In the words of Marc Martinell, founder and CEO of Minoryx Therapeutics, “All the stars have to align for you to please investors: they have to like you and your technology, and they can’t have had a bad experience with a similar project before.” With that: persistence. “Often, the same investor will say no today but want in on your round of funding next year!” Martinell says as consolation.
Warning to entrepreneurs: “You have to be able to explain your message to investors in 5 minutes,” says Montserrat Vendrell, partner at Alta Life Sciences. Vendrell recommends structuring your pitch in 10 key slides: introduction, problem/opportunity, solution (why you’re better), market, market strategy, business model, competence, team, financial projections and funding needs. During the pitch, two things can happen. “There’s a wow slide that makes them decide to invest,” says Lluís Pareras, director of HealthEquity SCR. “But there can also be killer slides, and we try to identify them to get rid of them as quickly as possible.”

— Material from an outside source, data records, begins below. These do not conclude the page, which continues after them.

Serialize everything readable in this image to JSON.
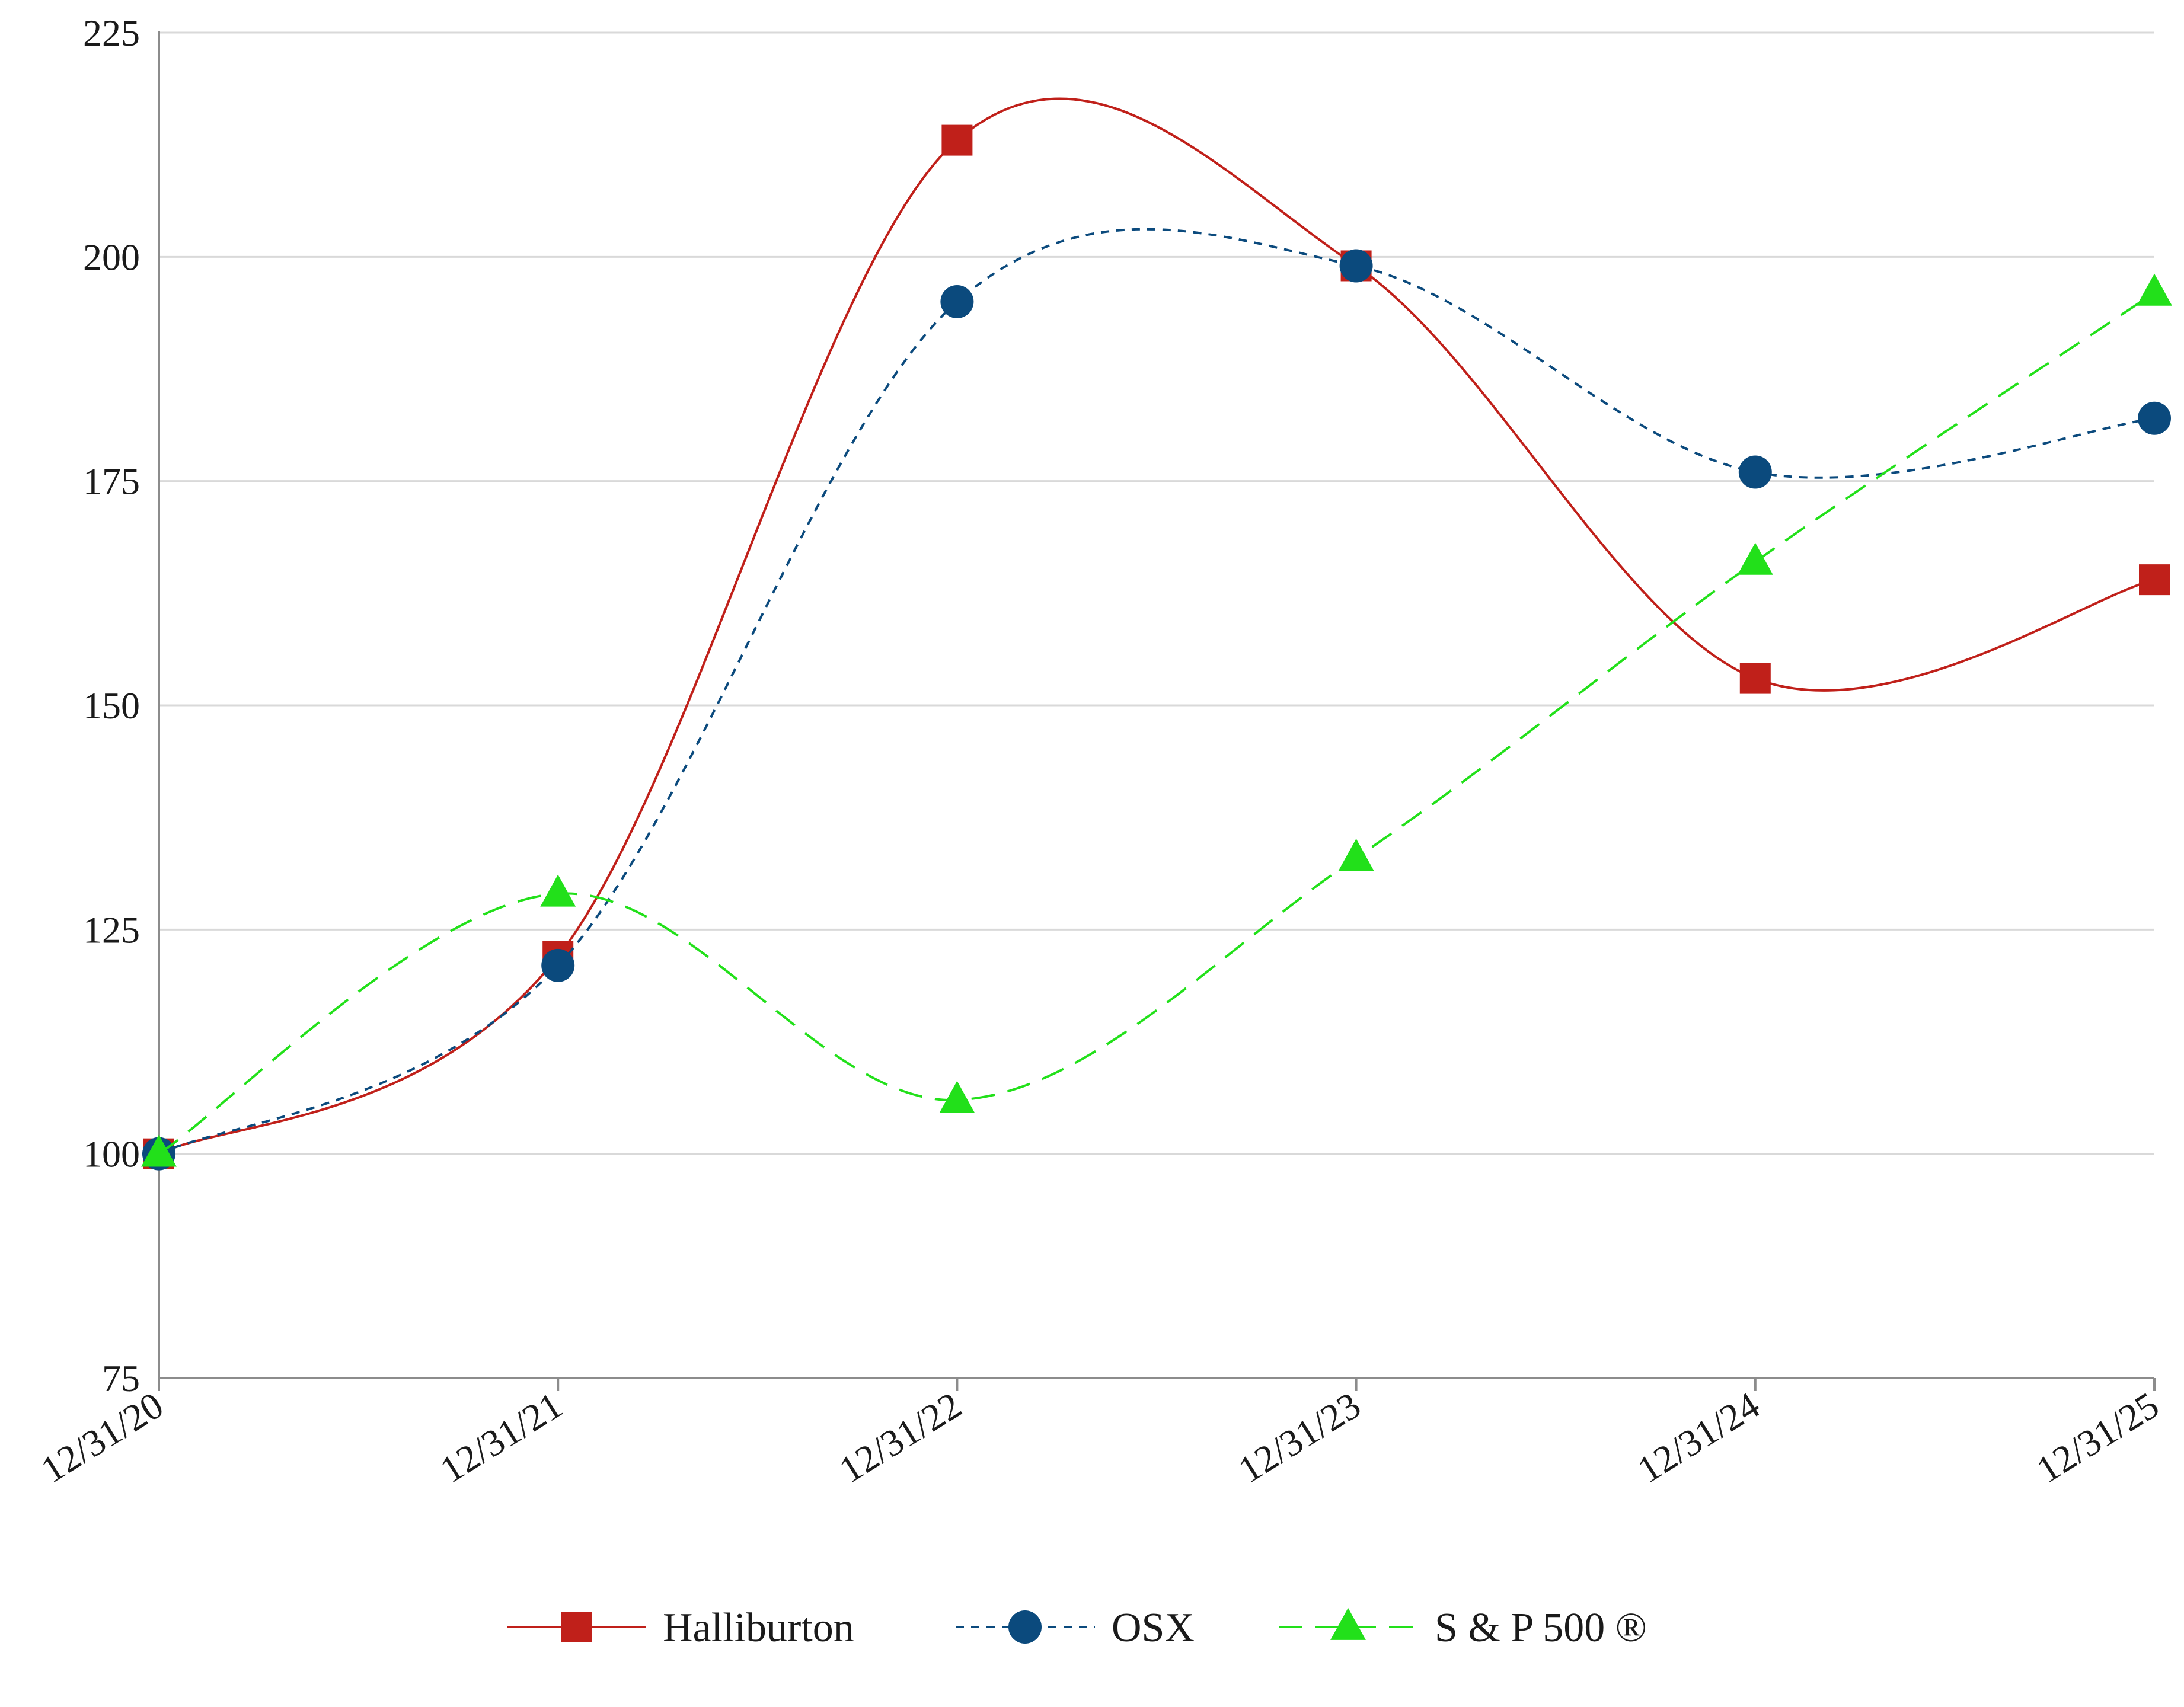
{
  "chart_data": {
    "type": "line",
    "title": "",
    "xlabel": "",
    "ylabel": "",
    "categories": [
      "12/31/20",
      "12/31/21",
      "12/31/22",
      "12/31/23",
      "12/31/24",
      "12/31/25"
    ],
    "ylim": [
      75,
      225
    ],
    "yticks": [
      75,
      100,
      125,
      150,
      175,
      200,
      225
    ],
    "ytick_labels": [
      "75",
      "100",
      "125",
      "150",
      "175",
      "200",
      "225"
    ],
    "grid": "horizontal",
    "legend_position": "bottom-center",
    "series": [
      {
        "name": "Halliburton",
        "values": [
          100,
          122,
          213,
          199,
          153,
          164
        ],
        "color": "#C0201A",
        "line_style": "solid",
        "marker": "square"
      },
      {
        "name": "OSX",
        "values": [
          100,
          121,
          195,
          199,
          176,
          182
        ],
        "color": "#0B4A7D",
        "line_style": "dotted",
        "marker": "circle"
      },
      {
        "name": "S & P 500 ®",
        "values": [
          100,
          129,
          106,
          133,
          166,
          196
        ],
        "color": "#22E01A",
        "line_style": "dashed",
        "marker": "triangle"
      }
    ]
  }
}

More secrets? “When we’re assessing an investment, at the end of the meeting I like to ask the CEO what concerns them about the project,” reveals Lluís Pareras. There are two types of responses: those who think they have it all under control, and those who pull a list of things they’re worried about out of their back pocket. A good CEO is bit paranoid.” Guy Nohra, founding partner of Alta Life Sciences, also has his killer questions. “He looks a lot at the person and likes to ask questions to unsettle them. I’ve seen entrepreneurs get really nervous when asked why they decided to start up a business,” reveals his partner Montserrat Vendrell.
Entrepreneurs aren’t the only ones who want the project to move forward. “There are patients waiting for your project to work. What may be a financial adventure for you, is a matter of life and death for others,” reminds Lluís Ruiz of Spherium Biomed.
That’s why relations with patients’ associations are key, especially when working on minority diseases. “Patients help you understand the disease and what is important to them, which isn’t always the same as what’s important to the regulatory body, so you can take it into account in the clinical studies,” highlights Marc Martinell, of Minoryx. Credibility, however, is a must. “You can’t make them false promises,” says Martinell.
Entrepreneuring is never a straight path. Even the amazing story of Minoryx, which already has a molecule in phase III, has had its ups and downs. “It hasn’t been a bed of roses. We’ve had many scares along the way!” says founder and CEO, Marc Martinell.
His advice: “Keep a Zen mindset: Don’t pop open the champagne too soon when you get good news; and don’t make too much of the bad news.”